Williams: Yeah. I think sometimes what we see in the communications, especially from young people, I think because there’s such a spiritual void, they try to plug into all these things that try to give them peace and happiness and joy, and they find themselves more empty than before with materialism and likes and dislikes. I think sometimes what these young people want us to do, they want us to hurt the way they hurt.
So that’s why they go out, they commit suicide, they kill, they become destructive, they destroy lives. And so, when we change our behavior, when the pain of staying the same becomes greater than the pain of changing. And the consequences give us the pain that motivates us to change. And so it takes some time for these kids to realize their ways.
That what they’re involved in, what they’re doing, their relationships, which are fragile, which are not wholesome, which really doesn’t have a true foundation, they realize gradually that it’s causing them more harm than good. And they keep searching for an answers. I was with someone recently, and I was listening to them. They were listening to Kanye West’s Church service. And with a young person, I said, well, I never really got into Kanye West’s Church service, but I also sometimes when I’m riding with my drivers or riding in an Uber, they play this rap music that I don’t understand. But then they clicked on.
That what Kanye West is doing, he’s giving them a spiritual message, wholesome message about love, about change, about God, and about spirituality.
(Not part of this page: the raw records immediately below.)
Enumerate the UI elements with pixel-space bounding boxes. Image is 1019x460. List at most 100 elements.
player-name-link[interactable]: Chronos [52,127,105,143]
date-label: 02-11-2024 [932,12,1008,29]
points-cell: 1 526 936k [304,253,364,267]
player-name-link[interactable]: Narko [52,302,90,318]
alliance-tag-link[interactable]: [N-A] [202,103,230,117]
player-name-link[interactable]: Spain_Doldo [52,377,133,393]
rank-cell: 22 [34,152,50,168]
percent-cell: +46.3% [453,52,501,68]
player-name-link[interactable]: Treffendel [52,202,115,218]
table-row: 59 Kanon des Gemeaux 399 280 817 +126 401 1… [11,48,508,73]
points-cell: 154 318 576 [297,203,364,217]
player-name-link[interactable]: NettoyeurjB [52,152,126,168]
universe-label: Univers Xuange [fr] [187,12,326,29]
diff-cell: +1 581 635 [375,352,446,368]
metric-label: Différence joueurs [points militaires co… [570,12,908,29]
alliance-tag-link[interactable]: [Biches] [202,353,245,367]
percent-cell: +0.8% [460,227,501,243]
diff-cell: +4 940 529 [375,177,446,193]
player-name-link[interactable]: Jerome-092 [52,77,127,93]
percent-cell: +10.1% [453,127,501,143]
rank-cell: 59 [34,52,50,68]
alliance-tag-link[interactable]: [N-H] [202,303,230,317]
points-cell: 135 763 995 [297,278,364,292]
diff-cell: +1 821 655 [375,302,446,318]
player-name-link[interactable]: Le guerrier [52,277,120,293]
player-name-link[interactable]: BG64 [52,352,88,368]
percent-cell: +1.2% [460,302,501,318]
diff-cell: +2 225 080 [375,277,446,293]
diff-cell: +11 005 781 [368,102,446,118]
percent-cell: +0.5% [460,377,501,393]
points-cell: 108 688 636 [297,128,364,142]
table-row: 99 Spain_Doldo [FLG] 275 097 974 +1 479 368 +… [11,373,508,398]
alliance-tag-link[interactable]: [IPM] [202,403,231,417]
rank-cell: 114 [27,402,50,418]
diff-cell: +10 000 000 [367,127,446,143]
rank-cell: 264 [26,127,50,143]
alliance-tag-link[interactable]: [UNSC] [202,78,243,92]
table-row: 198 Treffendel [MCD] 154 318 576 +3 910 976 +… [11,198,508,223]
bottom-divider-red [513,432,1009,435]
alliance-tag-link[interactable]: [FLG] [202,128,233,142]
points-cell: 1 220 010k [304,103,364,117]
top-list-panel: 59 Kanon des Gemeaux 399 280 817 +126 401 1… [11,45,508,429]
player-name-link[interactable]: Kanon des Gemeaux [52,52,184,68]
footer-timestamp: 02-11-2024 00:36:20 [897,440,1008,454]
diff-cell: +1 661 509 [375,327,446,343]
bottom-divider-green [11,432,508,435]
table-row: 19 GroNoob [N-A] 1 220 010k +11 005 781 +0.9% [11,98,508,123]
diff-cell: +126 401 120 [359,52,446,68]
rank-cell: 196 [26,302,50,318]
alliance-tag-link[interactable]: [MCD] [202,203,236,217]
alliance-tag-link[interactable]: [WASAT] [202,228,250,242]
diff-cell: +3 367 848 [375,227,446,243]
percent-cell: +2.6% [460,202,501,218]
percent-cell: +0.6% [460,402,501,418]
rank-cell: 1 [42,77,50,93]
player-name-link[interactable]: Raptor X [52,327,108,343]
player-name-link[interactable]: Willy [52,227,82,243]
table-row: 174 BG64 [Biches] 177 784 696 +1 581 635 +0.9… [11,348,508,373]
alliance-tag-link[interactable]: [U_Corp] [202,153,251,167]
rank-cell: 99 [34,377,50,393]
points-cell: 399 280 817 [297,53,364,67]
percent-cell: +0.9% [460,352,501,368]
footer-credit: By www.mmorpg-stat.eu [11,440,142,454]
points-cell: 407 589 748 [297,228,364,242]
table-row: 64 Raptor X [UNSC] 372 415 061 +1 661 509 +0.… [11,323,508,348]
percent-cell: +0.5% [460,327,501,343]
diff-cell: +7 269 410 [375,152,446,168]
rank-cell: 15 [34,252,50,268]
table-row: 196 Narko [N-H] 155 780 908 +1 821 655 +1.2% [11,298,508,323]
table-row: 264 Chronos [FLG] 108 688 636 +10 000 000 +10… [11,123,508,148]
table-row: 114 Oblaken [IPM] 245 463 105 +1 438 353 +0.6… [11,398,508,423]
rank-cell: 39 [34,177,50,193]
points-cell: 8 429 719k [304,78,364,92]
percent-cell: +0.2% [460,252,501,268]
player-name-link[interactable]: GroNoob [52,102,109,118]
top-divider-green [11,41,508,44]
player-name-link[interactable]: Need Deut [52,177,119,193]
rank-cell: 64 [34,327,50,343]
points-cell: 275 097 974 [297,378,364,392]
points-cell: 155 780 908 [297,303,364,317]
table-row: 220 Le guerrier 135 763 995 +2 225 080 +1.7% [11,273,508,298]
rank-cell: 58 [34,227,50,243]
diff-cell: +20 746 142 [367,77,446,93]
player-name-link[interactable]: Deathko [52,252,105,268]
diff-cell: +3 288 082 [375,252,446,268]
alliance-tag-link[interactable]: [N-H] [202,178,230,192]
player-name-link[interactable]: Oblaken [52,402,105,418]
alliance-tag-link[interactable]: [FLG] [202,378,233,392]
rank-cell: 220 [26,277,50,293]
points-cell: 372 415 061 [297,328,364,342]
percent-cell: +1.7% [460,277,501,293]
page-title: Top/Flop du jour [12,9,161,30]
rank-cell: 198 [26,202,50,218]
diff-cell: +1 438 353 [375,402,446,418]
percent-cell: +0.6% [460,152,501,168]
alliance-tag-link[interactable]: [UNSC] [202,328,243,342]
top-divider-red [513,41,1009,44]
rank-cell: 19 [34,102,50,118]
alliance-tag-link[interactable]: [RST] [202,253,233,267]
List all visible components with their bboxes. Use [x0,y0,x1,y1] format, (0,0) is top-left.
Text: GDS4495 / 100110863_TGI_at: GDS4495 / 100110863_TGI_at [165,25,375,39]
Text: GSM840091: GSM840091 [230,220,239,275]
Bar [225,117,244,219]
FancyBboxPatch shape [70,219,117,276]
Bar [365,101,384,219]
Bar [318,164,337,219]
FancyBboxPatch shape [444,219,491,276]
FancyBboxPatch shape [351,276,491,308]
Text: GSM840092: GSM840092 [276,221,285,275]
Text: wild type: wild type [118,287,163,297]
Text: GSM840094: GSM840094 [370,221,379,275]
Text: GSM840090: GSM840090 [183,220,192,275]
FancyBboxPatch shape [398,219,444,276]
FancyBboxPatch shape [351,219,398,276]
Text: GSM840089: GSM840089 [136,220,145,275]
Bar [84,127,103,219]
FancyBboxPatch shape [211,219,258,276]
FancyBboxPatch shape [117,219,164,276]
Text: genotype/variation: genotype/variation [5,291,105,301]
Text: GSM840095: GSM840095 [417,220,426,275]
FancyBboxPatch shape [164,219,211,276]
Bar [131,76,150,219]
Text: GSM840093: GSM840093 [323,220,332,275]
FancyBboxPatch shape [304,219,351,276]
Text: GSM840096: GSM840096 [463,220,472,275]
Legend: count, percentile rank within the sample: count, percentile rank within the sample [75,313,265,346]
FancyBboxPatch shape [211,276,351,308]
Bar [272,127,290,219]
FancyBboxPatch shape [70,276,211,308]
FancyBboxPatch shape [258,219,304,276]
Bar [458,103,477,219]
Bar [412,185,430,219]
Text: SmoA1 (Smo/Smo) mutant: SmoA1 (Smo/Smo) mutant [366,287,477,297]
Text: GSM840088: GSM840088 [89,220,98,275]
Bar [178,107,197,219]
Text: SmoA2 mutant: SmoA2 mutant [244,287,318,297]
I never realized the value of what he was giving these kids as a substitute to this poison that they’ve been injecting for so long, from this music, from this rap music, from this disrespect of women. And while people may think that he’s sometimes off his rocker, he’s providing something to young people that’s really making a difference.
Because of social media, young people always think that the grass is greener, no gratitude for what they have, who they are, how they came about it. Yes, they always think this because they’re not rooted in a spiritual or moral foundation. They think it’s all about them. They think they make the choices, they have the free will to do what they want to do until the consequences come full circle.
Martin: Yeah. Well said. Well said. Well, that’s what you need to know, everybody. Thank you, Armstrong Williams. I got to run. Armstrong Williams everybody, again, go to his website, armstrongwilliams.com, you’ll see it’s TV show, his appearances, his wisdom and I appreciate it very much, sir.
Williams: Always a pleasure. Much respect, my brother.
Martin: All right. We’ll talk again soon. We’ll take a break, everybody. We’ll be right back. It’s Ed Martin here on the Pro America Report. Back in a moment.